McKnight joins the growing ranks of those who favor Pauline authorship of this “disputed” letter, but he does so with an interesting twist. He contends that the stylistic and theological differences among Paul’s letters are due to the fact that none is “pure” or “quintessential” Paul because all involve named or unnamed co-authors and assistants—composition by committee. (This proposal will likely draw some critique; it will be hard for many to imagine Romans as anything but undiluted Paul.) McKnight dates the letter earlier than some who subscribe to Pauline authorship, arguing that Paul is imprisoned not in Rome but in Ephesus.
As for the character of those whose “philosophy” is criticized in the letter, McKnight labels them “halakhic mystics” or “Torah-shaped transcendentalists” (p. 32): those who believe that wisdom and life can be found in Jewish law and practices, and in mystical experience (including encounters with cosmic powers), rather than in the crucified and resurrected cosmic Messiah Jesus.
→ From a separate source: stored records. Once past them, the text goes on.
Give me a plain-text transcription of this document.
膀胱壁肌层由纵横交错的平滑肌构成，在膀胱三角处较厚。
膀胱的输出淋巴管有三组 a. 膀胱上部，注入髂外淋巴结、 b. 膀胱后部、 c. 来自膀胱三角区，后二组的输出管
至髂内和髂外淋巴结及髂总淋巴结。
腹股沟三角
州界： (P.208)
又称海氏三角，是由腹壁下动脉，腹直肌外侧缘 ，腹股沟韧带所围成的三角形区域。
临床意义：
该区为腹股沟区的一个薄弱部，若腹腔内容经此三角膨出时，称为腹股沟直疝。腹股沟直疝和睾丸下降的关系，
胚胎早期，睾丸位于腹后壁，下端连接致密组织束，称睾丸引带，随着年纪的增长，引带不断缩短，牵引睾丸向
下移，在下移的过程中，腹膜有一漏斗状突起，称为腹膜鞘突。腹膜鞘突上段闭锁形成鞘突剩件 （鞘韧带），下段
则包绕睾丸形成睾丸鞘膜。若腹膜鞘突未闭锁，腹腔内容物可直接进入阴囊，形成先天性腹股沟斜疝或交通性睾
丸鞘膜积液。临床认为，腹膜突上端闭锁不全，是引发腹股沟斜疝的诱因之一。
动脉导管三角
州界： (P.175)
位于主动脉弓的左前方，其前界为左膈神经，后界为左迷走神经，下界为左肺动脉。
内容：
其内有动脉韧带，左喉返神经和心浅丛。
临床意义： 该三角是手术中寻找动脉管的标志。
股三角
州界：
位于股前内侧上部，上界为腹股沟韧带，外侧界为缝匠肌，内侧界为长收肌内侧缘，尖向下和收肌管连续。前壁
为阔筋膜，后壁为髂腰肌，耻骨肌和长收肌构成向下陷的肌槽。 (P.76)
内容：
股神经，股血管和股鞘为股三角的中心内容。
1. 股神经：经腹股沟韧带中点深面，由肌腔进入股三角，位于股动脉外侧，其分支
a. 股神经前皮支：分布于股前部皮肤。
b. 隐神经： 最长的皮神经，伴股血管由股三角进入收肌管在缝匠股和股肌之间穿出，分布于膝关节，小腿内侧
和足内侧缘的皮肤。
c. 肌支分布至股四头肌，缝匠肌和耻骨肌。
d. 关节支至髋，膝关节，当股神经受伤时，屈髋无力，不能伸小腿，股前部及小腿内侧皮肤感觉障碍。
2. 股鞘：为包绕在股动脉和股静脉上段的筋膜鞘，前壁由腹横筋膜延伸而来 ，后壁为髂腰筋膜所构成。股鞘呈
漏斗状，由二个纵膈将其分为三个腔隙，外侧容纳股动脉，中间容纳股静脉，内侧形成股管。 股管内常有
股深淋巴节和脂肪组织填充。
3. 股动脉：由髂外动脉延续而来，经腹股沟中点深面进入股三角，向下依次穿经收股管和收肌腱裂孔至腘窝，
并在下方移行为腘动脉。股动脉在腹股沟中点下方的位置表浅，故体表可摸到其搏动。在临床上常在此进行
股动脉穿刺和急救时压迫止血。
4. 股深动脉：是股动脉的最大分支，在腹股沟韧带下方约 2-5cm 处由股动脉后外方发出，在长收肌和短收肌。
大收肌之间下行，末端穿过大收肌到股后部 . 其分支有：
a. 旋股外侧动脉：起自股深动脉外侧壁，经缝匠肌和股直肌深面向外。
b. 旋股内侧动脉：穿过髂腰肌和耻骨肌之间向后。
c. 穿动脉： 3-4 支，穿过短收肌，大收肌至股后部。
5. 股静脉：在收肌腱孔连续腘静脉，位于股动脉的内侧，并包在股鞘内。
The fullness of God in Christ means that those who have been baptized into Christ and walk in him have the full experience of God.
For McKnight, then, as for many interpreters of Colossians, Christology is the rhetorical and theological entrance into the letter. This Christology—indeed, this “christological monotheism”—is found in the hymn of 1:15–20 as well as other key texts (e.g., 2:3, 9). In a summary phrase, McKnight says Colossians proclaims that “King Jesus rules the cosmos” (p. 2). More fully, this means that “God has conquered the powers, delivered all humans from sin and its powers, and reconciled the entire cosmos to himself in, through, and under Christ” (p. 3). Paul is not, however, directly taking on Rome as if he were writing an anti-imperial diatribe.
Growing organically out of this christological starting point is McKnight’s interpretation of the ecclesiology and ethic found in the letter. Emphasizing what he calls the ecclesial and missional focus of the letter, he calls the church in Colossians an “embodied manifestation of cosmic reconciliation” (p. 58). It is not the replacement of Israel, but an expansion of God’s people. Arguing against certain common modern readings of Colossians, he finds the letter’s ethic, including its household code (or Christian-family guidelines; 3:18–4:1), to be a fundamental challenge to the Roman way of status, hierarchy, honor, and domination. The holy people of the new creation are to live and love “in the Lord,” meaning in a Christoform pattern. The commentary proper both substantiates and fleshes out these basic perspectives.
The strengths of McKnight’s exegesis are many. He provides a rich theological exposition of each part of the text in its various contexts—those of the letter itself, Pauline theology more broadly, Second Temple Jewish literature, and the entire scriptural narrative. Words such as grace, wisdom, firstborn, fullness, and submission receive sophisticated in-depth analysis, going beyond traditional “word studies.” For the most difficult passages (e.g., “completing Christ’s sufferings” in 1:24; the household code), McKnight presents key aspects of the interpretative tradition before arguing his own case.
McKnight’s ecclesial (rather than merely individualistic) and missional focus is especially welcome, as is his reading of the household code as a Christoform challenge to ancient Roman—and many modern/postmodern—values and practices. Furthermore, McKnight rightly perceives and describes Paul’s own missionary vision and pastoral heart throughout the letter.
Preachers and teachers of these two letters are in Scot McKnight’s debt. Both commentaries challenge us to grapple with Paul’s writings so that they may speak anew to us.